Jackson knows he is a pioneer and test subject for this technology, and that Synchron’s device will get better, faster, and more seamless over time. He enjoys testing new apps with his BCI, and says his favorite thing to do with it is use the Apple Vision Pro. He can no longer travel, but the headset transports him to the Swiss Alps or a temperate rainforest in New Zealand. But there are still hobbies beyond the digital world he misses that BCI cannot yet help with: painting, for example, and wood carving.

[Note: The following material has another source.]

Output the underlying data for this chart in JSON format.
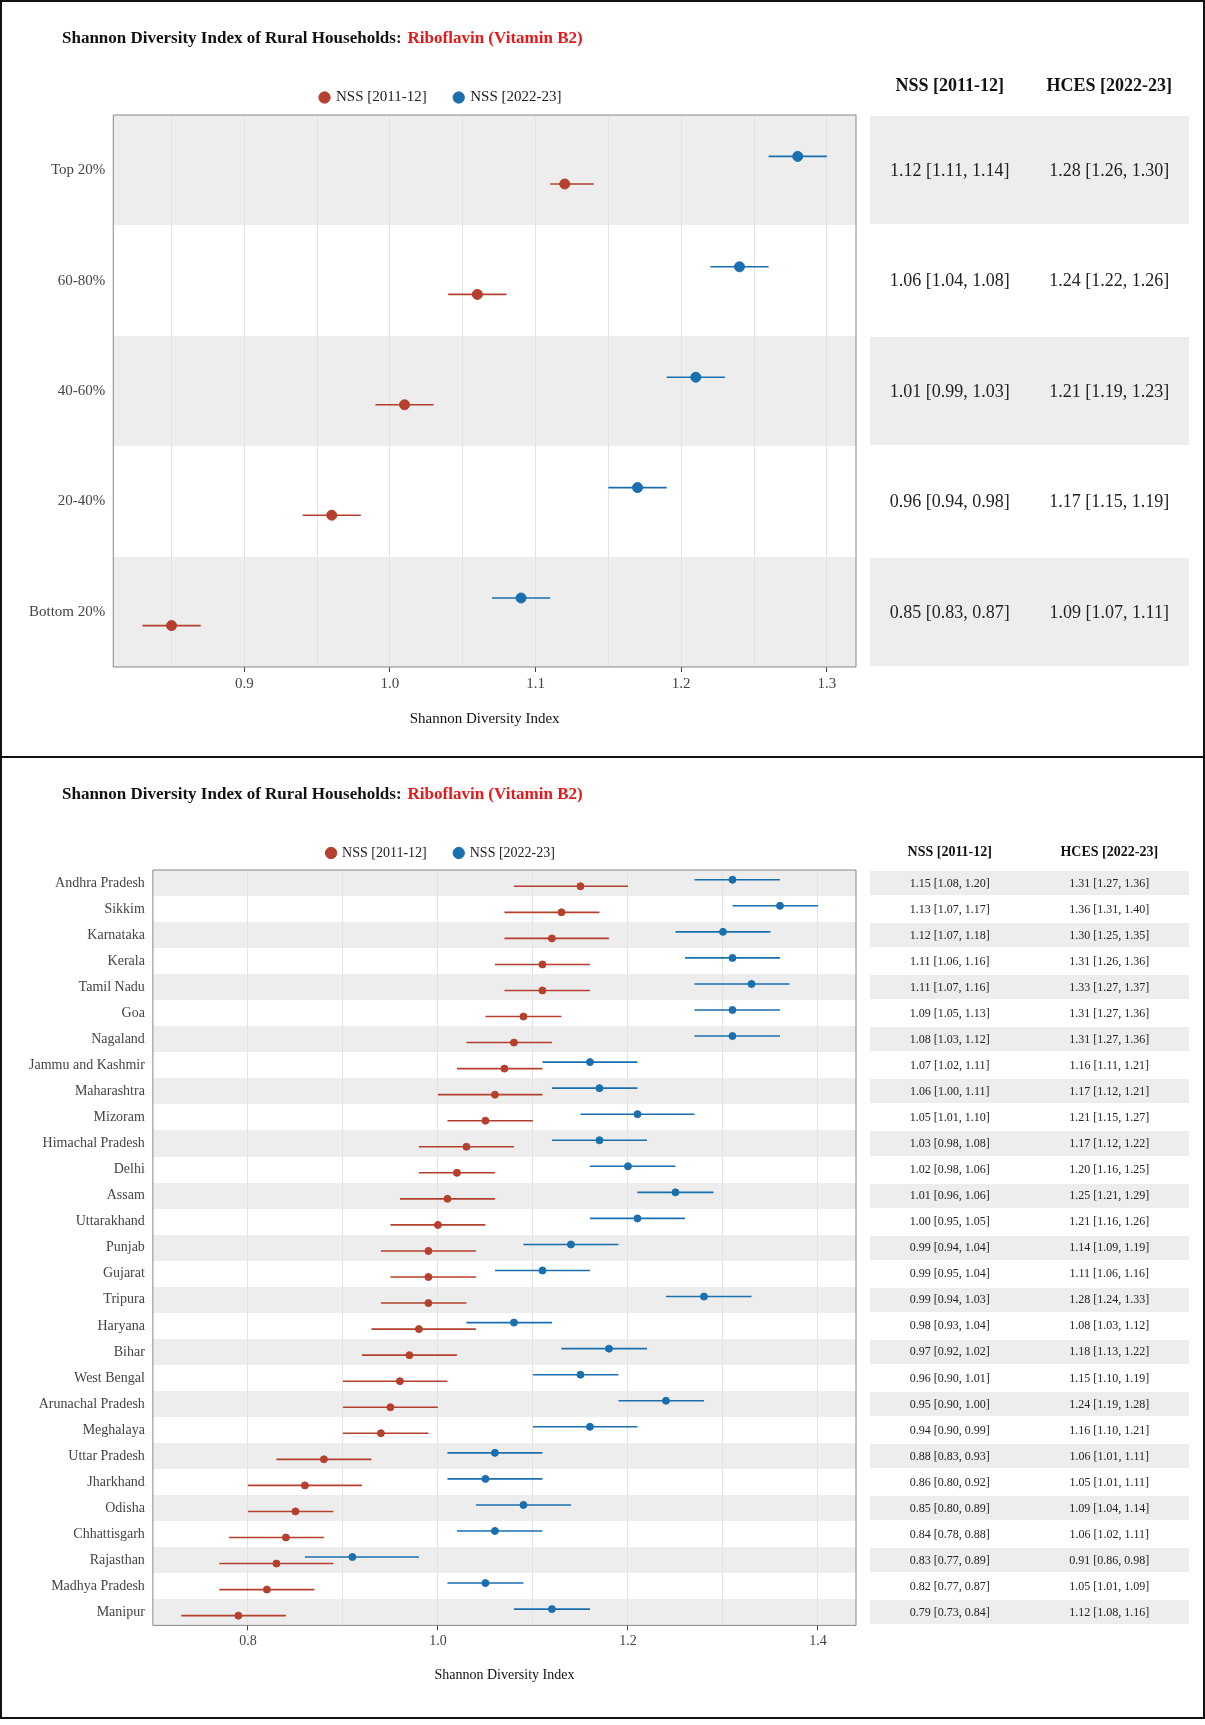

Above his bed hangs a painting of two yellow fruit warblers. He painted it himself when he was 20 years old, and his mother kept it and had it framed. He was looking forward to doing more oil painting in retirement. Jackson knows, of course, that ALS is progressive, and his condition will inevitably get worse. He could eventually lose his speech and what little voluntary movement he has left. He may develop cognitive impairment and no longer be able to control his BCI; the average life expectancy for an ALS patient is just two to five years after diagnosis. Of the 10 people who have received Synchron’s BCI, only Jackson and one other participant are still using it. The others stopped either due to ALS progression or their death.
Before his ALS diagnosis, Jackson had started woodworking, and wanted to learn how to carve birds. A wood carving of a cardinal he bought sits on his nightstand as a reminder of the hobby he will never be able to return to because of his ALS. “If there could be a way for robotic arm devices or leg devices to be incorporated down the road, that would be freaking amazing,” he says. Neuralink is currently testing that capability, but modern robotic prosthetics are far from lifelike, and can only complete simple tasks with jerky movements. It could be decades before BCIs give people the ability to do something as complex as carving wood.
For now, Jackson can use the BCI to explore art museum apps, and he hopes to one day find a way to create digital art with his thoughts. And while the current setup is still limited in many ways, it enables Jackson to do more than he ever thought possible. He is, after all, able to move objects on a screen without using his hands, feet, eyes, shoulders, face, or even his voice. “There’s a reason why this is pretty groundbreaking technology,” he says.
Update: 7/23/2025, 11:30 AM EDT: Wired has updated the number of patients that have received Neuralink implants, which was announced following this story's publication.